There are gradual changes in airline procedures that have taken out the reliance on airport staff and placed it on the shoulders of either machines or the customers themselves. Customers must check-in online and provide advanced flier information beforehand or face a fine; tickets must be printed out at home, automatic baggage drops and e-tickets are becoming common practice.
Unisys Corporation recently announced the implementation of such a home-printed bag tag scheme at Billund Airport in Denmark, where customers must check in online and print their luggage tags at home -- in an effort to 'streamline' services.
In addition, supermarket chain Tesco recently finished a trial in London's Gatwick Airport, where a smartphone-based virtual shopping application and touchscreen kiosks installed in departure lounges could be used to order shopping to be delivered to your door when you're back from your holiday.

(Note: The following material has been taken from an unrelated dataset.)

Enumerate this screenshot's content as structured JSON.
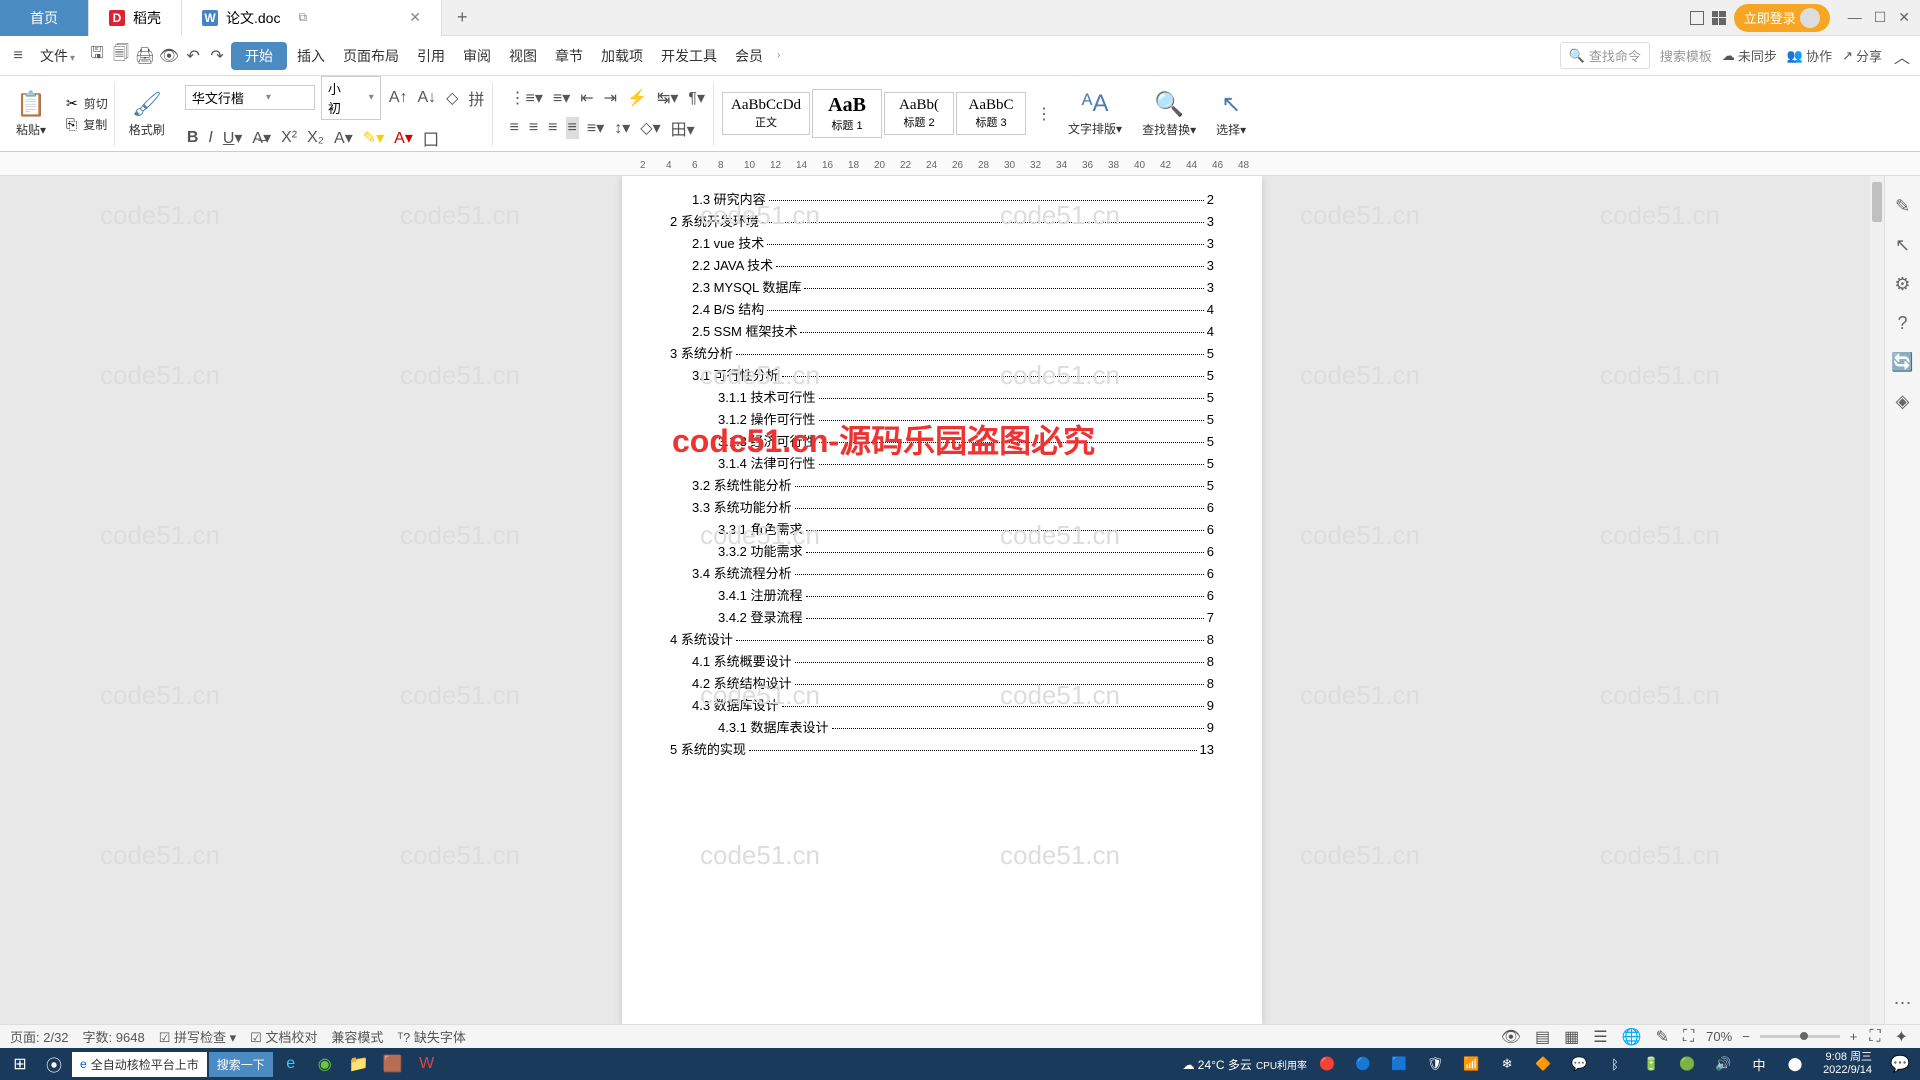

It seems that electronic systems are quickly taking over procedures that you'll have to complete before your next flight.
However, Ben Minicucci, chief operating officer of Alaska Airlines takes it a step further -- believing that in the near future, a customer's first human interaction "could be with a flight attendant", according to the Wall Street Journal.
Taking a tip from Denmark's Billund Airport, baggage self-tagging has been introduced in Seattle and San Diego -- with eight more airports planned this year. In addition, American Airlines is rolling out kiosks which help passengers tag their own checked luggage.
Want to go a step further? Head to JetBlue Airways in Las Vegas, where you can go through a self-boarding gate to get on a plane. 5 U.S. airlines are among those who use 150 kiosks and 14 gates featuring self-tagging and self-boarding systems.
In any industry, eradicating staff roles is likely to cause job losses. Where some say that these systems 'free up' staff to troubleshoot for customers, airline unions are considered that outsourcing preboarding tasks -- potentially at the expense of safety -- is simply a way to cut employment.
Frank Larkin, spokesman for the International Association of Machinists and Aerospace Workers told the publication:
"Clearly it's not something passengers are clamoring for. More technology, fewer people? I don't think so."
However, a recent SITA survey suggests otherwise -- 70 percent of passengers finding the idea of self-boarding and tagging 'appealing'. In addition, a survey conducted by FlightView of over 600 business-class passengers found that customers wanted more modern services, including mobile notification and updates, boarding alerts and reliable, online information.
The airline IT provider SITA wants to push for a complete self-service airport for the majority of the world's fliers by 2020. Audacious, perhaps, but when such a move could save the industry $2.1 billion a year -- already beset by rising fuel costs -- airlines may find the idea appealing themselves.
The Transportation Security Administration (TSA) is monitoring pilot programs for self-tagging and self-boarding and approves of the technologies; believing it has the potential to shave check-in times for security and make the flying process more efficient.